Article published: Friday, November 5th 2010
Oldham East MP and shadow immigration minister Phil Woolas was ejected from parliament today after a court ruled that he had broken election laws by falsely claiming Muslim extremists were supporting the campaign of his Liberal Democrat rival.
The decision by the high court judges is the first time in 99 years a parliamentary poll has been overturned in an electoral court.
Woolas won the election by only 103 votes after distributing campaign literature that Lib Dem opponent Elywn Watkins described as containing “numerous misleading and erroneous claims regarding my personal character and reputation, and that of my campaign”.

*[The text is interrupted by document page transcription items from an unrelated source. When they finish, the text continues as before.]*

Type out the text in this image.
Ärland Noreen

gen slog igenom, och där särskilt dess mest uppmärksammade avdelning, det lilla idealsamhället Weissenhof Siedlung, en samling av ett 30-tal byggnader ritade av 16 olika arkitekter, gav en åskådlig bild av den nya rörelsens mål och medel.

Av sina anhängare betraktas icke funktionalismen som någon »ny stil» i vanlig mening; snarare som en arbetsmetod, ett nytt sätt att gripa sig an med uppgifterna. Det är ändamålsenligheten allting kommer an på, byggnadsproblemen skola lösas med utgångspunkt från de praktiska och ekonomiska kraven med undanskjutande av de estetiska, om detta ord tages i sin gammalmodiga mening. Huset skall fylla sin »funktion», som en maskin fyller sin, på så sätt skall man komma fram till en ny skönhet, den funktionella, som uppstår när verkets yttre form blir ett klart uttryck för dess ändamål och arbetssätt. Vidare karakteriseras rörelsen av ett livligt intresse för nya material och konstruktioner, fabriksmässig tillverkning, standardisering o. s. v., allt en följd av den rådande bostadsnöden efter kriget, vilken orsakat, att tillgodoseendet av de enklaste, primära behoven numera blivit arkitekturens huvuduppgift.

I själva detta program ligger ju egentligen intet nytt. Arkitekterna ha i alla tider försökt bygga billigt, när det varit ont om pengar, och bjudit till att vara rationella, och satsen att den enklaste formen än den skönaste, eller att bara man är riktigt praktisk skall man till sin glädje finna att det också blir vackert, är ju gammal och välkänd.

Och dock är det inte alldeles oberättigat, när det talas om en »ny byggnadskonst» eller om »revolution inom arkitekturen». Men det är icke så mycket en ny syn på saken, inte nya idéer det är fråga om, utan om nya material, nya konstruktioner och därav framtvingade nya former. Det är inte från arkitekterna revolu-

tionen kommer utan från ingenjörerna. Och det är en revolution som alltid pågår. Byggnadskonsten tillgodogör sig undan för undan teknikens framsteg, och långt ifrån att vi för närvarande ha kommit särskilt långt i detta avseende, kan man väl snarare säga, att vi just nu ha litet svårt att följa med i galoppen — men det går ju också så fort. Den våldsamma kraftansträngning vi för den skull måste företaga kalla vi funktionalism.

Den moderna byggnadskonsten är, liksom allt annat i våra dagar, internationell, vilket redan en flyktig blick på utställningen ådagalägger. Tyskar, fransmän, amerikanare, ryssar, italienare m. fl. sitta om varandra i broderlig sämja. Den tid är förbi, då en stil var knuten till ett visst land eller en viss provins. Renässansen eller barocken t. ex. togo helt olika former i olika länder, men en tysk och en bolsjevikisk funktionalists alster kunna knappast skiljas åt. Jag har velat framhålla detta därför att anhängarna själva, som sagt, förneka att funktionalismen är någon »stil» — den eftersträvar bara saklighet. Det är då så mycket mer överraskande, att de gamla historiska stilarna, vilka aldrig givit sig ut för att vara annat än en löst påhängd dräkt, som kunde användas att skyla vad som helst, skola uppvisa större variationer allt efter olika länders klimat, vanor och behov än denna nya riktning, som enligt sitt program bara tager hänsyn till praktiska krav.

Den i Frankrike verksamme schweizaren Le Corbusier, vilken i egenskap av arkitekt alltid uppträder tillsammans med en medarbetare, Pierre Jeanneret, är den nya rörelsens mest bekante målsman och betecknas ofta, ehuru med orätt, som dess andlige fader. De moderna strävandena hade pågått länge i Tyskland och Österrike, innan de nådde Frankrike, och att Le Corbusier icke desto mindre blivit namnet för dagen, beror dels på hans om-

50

One leaflet claimed that “Extremists are trying to hijack this election” alleging that “they want you to vote Lib Dem to punish Phil for being strong on immigration. The Lib Dems plan to give hundreds of thousands of illegal immigrants the right to stay.”
Another leaflet, named Labour Rose, claimed that “Extremists rant as Phil Woolas defies death threats”, whilst an eight page newsletter accused watkins of “wooing” the extremist vote and the Muslim Public Affairs Committee (MPAC) of spreading “hate leaflets” for encouraging Muslim constituents to vote tactically for Watkins in order to unseat Woolas. Depicted on the page were images of Al-Muhajirun, an entirely separate organisation from the MPAC.
An internal email amongst the Labour campaign revealed to the court said: “If we don’t get the white folk angry he’s [Woolas] gone.” The team referred to this high-stakes strategy as “shit or bust”.
These tactics are similar to ones identified as contributing to violence in the Ritchie Report into the May 2001 Oldham race riots: “The BNP has exacerbated problems and undoubtedly by distribution of crude leaflets and other activity done much to stir up tensions. The mainstream political parties have a big role to play in countering this threat, as do churches and other organisations.”
It was also revealed today that Woolas authorised the use of force for private security companies Serco and G4S, even in the cases of children and people with mental health problems. G4S was the company that were restraining Jimmy Mubenga before he died.
There will now be a by-election in his Oldham East and Saddleworth constituency, in which Woolas will not be eligible to stand. He may be able to re-enter parliament in three years, however, and is understood to be launching an appeal against the decision.